Вот источник религии. Минский скажет, и у него есть на это намеки, что ‘цивилизация все всем заменит’. Позвольте, да есть неисцелимые болезни, а вот мне близкий, дорогой человек, без которого я не могу и не хочу жить, болен этою неисцелимою болезнью. На утешение, что ‘цивилизация в будущем станет помогать’, я отвечу только: ‘Ха-ха-ха!!!’ Мне не в будущем нужно и не вообще, а вот сейчас, в моей комнате и у моей постели. Тут мне ‘будущее’, и ‘все люди’ решительно ничего не значат, гроша медного не стоят: мне или жить (с больным), или умереть (без него), или вот еще третье — молиться за него и после него. Пусть не поможет, часто не помогает увы — почти всегда не помогает, но ‘когда-то кому-то помогло’, ‘рассказывают’, и у меня в этот ужасный миг, когда я абсолютно больше не могу жить, является еще возможность не умирать, а молиться. Или — умер: и я мыслью, всеми желаниями, пламенной верой лечу ‘за ним’, ‘туда’, чтобы жить еще ‘с ним’. Повторяю, может быть, — иллюзия: но без нее абсолютно невозможно человечеству жить, и отнимать религию у человечества — все равно, как если бы кто-нибудь вдруг выбросил хлороформ из операции.
Не измеряйте человечества своею пустотою, — вот что нужно ответить Минскому, и ответить вообще на все писания против религии, аналогичные его писаниям. ‘Вам не нужно, нужно человечеству’. К великому сожалению, религия кроме молитвы уснастилась еще всяким богословием, которое опровергать очень легко, легко холодным умом разрушать эту холодную постройку.

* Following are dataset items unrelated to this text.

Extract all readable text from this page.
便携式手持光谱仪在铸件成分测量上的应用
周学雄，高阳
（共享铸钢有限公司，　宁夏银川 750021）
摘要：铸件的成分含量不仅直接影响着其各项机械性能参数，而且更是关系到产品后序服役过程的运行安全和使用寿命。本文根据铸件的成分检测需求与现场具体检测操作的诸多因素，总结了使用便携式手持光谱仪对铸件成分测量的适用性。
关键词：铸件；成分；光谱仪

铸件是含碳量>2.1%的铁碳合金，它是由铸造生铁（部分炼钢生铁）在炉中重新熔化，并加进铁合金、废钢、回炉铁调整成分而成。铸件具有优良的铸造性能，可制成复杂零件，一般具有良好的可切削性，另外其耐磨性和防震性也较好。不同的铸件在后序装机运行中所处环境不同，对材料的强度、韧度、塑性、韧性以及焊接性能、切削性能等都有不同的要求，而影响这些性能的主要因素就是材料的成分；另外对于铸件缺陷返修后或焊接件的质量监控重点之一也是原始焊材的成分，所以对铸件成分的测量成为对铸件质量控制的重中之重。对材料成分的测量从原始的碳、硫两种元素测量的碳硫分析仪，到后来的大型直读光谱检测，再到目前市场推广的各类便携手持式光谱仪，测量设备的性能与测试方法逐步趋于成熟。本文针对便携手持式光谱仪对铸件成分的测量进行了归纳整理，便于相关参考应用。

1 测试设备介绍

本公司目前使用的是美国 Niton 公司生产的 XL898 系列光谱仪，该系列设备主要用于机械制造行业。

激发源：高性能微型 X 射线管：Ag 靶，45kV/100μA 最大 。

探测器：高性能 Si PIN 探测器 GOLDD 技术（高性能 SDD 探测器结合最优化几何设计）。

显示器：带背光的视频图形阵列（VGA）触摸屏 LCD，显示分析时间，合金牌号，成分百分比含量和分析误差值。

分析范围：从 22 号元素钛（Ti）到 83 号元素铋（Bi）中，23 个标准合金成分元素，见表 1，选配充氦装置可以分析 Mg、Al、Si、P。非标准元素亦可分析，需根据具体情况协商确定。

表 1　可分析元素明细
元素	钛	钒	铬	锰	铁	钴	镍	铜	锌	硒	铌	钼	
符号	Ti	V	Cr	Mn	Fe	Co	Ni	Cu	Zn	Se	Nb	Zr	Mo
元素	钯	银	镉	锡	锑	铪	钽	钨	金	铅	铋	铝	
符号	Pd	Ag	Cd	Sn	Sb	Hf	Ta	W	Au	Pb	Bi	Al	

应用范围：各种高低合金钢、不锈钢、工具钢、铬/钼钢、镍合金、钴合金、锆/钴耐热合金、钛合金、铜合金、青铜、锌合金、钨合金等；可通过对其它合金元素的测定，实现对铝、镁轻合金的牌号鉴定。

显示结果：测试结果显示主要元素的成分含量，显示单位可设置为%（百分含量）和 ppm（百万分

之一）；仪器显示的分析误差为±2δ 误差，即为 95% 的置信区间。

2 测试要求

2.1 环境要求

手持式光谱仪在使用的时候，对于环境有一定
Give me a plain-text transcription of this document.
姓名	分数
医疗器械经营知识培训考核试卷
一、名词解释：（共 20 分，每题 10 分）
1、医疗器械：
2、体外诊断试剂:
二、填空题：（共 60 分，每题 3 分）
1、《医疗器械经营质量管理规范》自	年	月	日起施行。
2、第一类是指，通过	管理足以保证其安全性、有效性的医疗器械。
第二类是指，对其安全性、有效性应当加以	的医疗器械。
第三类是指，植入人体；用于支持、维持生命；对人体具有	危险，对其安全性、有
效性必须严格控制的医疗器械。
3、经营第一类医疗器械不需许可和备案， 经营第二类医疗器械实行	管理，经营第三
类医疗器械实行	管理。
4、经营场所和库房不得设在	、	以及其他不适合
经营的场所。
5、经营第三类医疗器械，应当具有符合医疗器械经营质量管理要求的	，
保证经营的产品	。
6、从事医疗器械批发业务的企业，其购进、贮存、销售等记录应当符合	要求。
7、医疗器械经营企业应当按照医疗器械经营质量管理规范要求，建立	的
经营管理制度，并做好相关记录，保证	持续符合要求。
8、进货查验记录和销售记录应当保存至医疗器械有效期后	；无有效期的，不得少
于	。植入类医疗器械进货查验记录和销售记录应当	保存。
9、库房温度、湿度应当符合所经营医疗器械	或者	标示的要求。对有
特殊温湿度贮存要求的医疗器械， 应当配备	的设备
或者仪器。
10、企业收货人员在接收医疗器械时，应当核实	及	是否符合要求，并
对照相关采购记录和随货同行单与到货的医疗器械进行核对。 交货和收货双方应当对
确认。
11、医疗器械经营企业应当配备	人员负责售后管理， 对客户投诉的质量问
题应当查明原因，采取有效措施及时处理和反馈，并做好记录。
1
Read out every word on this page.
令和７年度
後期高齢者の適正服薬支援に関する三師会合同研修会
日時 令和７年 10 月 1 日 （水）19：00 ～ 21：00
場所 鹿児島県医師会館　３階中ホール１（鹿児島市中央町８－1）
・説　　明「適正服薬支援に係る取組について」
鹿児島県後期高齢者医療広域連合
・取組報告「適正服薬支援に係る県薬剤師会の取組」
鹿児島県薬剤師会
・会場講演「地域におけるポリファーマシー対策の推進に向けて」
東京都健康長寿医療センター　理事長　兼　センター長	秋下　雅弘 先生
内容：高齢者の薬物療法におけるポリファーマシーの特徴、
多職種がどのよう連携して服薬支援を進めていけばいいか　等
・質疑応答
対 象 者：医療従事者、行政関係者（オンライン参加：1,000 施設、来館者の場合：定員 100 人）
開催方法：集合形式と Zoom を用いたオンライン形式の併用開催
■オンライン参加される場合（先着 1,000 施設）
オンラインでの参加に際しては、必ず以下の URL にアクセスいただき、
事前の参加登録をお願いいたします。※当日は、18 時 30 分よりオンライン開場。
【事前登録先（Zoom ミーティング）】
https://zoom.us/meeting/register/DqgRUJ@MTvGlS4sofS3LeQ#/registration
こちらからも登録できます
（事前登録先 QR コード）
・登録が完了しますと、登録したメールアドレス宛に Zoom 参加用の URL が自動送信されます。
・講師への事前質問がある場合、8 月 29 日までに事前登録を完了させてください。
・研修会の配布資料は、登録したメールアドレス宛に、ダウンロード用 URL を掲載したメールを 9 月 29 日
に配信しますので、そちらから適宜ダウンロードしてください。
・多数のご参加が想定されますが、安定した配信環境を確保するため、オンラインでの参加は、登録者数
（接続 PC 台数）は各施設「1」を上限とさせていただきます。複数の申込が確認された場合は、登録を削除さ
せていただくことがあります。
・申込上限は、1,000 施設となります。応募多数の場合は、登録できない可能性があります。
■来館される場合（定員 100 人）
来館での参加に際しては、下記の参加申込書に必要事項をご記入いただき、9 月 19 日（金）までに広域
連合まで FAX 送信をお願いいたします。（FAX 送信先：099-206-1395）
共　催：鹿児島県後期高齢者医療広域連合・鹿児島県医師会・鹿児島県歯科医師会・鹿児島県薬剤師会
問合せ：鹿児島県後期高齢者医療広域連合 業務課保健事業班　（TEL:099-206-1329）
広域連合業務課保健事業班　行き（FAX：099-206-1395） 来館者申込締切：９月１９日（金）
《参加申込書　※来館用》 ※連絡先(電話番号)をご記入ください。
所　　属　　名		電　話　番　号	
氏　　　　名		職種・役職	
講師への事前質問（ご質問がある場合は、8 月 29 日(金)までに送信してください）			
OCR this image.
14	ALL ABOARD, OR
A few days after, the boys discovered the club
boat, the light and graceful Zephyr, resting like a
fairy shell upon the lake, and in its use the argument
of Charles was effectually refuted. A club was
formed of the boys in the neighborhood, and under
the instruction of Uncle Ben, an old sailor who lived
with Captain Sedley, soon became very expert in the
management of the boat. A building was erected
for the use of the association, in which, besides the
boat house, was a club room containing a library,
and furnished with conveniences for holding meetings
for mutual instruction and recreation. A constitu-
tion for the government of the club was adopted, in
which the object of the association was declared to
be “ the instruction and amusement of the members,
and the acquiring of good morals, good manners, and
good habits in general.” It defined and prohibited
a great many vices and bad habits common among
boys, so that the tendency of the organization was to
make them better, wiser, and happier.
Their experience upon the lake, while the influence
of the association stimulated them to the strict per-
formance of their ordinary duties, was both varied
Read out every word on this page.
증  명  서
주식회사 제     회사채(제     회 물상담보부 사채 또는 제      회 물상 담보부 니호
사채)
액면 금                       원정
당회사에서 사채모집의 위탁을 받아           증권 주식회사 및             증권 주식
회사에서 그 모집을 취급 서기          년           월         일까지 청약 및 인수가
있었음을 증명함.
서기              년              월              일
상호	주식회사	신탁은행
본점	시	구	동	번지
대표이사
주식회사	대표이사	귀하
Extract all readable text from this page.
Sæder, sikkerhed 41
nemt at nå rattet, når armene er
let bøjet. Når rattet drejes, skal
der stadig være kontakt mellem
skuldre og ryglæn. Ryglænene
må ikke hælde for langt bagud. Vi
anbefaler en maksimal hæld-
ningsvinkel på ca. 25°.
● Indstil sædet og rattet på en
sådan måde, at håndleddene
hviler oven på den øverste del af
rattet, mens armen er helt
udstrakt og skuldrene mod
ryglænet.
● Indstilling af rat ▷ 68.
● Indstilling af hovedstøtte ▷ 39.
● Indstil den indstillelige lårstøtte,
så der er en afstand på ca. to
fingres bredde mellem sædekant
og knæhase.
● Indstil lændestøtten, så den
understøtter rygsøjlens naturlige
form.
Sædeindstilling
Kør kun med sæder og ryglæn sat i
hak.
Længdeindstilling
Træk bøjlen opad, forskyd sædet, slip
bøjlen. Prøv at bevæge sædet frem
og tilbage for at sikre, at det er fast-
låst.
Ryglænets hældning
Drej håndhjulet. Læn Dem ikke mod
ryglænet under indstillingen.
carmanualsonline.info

Но в религии есть теплота: и вот ее-то всю никаким умствованием не заденете. Просто нет соответствующего крючка. Знаете ли, что все пламенные души, даже когда они и называли себя атеистами, были, в сущности, религиозны: только не пришло им время опознать себя, не было случая? Это как смерть: ‘не настала’, но ‘будет’. Так и вечная всемирная жизнь религиозности, она ‘будет’ для каждого живого человека, хотя ее ‘нет’ еще у многих.

КОММЕНТАРИИ

НВ. 1908. 21 апр. No 11532.
Поводом к статье послужила публикация: Минский Н. Леонид Андреев и Мережковский // Наша газета. 1908. 16 марта.
…Христа я признавал… Судией мира. — Розанов В. Христос — Судия мира // Новый Путь. 1903. No 4 (вошло в книгу Розанова ‘Темный лик’. СПб., 1911).